This is IN THE NEWS in VOA Special English.
Chen Guangcheng was born in a poor village in eastern China during the country’s ‘Cultural Revolution.’ He gained international recognition as a human rights lawyer. Now, the ‘blind barefoot lawyer,’ is involved in a diplomatic incident that has caught the attention of the world.
On April twenty-second, Chen Guangcheng escaped house arrest in his home village in Shandong Province. He fled to the United States Embassy in Beijing. He remained there for six days as diplomats discussed his case.
His escape came at a sensitive time. Officials from both countries were preparing for the two-day U.S.-China Strategic Economic Dialogue. The two sides use the yearly meeting to discuss security and economic issues. But, human rights suddenly became important. On Thursday, in her opening comments, American Secretary of State Hillary Clinton noted:
HILLARY CLINTON: "As part of our dialogue, the United States raises the importance of human rights and fundamental freedoms. Because we believe all governments have to answer to our citizens' aspirations for dignity and the rule of law and that no nation can or should deny those rights."
Chen Guangcheng had been returned to Chinese officials in Beijing the day before the Dialogue started. The move shocked activists and some American lawmakers. Representative Chris Smith of New Jersey held a Congressional hearing. He asked questions about the safety of the activist and people close to him.
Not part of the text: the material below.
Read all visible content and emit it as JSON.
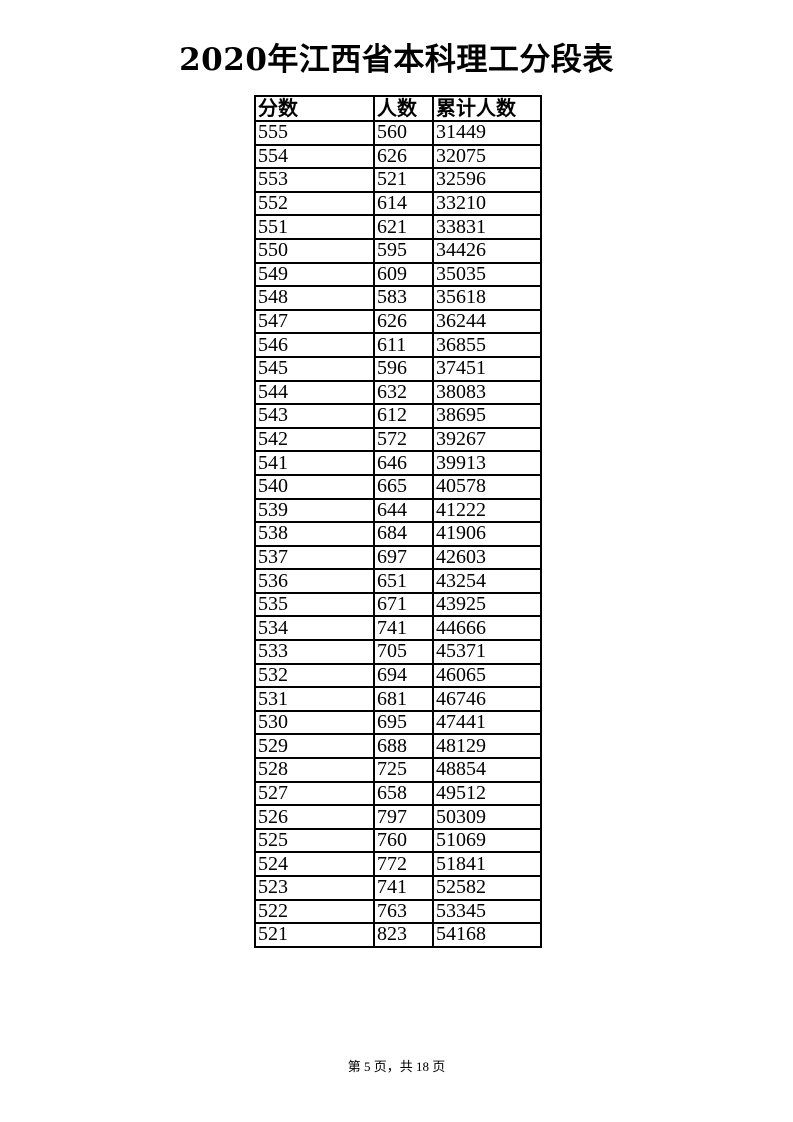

CHRIS SMITH: “What happens if Chen or any member of his family suffers retaliation? Where is Chen's nephew, Chen Kegui? What happens now with He Peirong, the courageous young woman who drove Chen to safety?
On Friday, the Chinese Foreign Ministry said the activist could request permission to leave the country.
Spokesperson Liu Weimin said Chen Guangcheng could seek a student visa “just like any other Chinese citizen.” At this time, it is unclear if his family would also be able to go with him. But at least one American university has offered him the opportunity to study.
Chen Guangcheng’s story is extraordinary. He became blind as a child. And he struggled to receive higher education. In the nineteen nineties, he became interested in legal issues after learning that he was being taxed illegally. He continued to study the law on his own.
Then he began helping others. A Chinese reporter said the activist helped about three thousand people. But his activities angered local officials. He would often carry cases to higher and higher authorities, even to the capital, Beijing. Increasingly he faced threats and beatings.
In two thousand six, Chen Guangcheng was tried in connection with exposing abuses of China’s one-child policy. He found women were being forced to end their pregnancies, often in violence ways. That same year, he was named to TIME magazine’s list of one hundred people who are changing the world.
After two trials, he was sentenced to four years in prison. Chen Guangcheng and his wife Yuan Weijing have two children, a son and a daughter.
And that's IN THE NEWS in VOA Special English. I'm Steve Ember.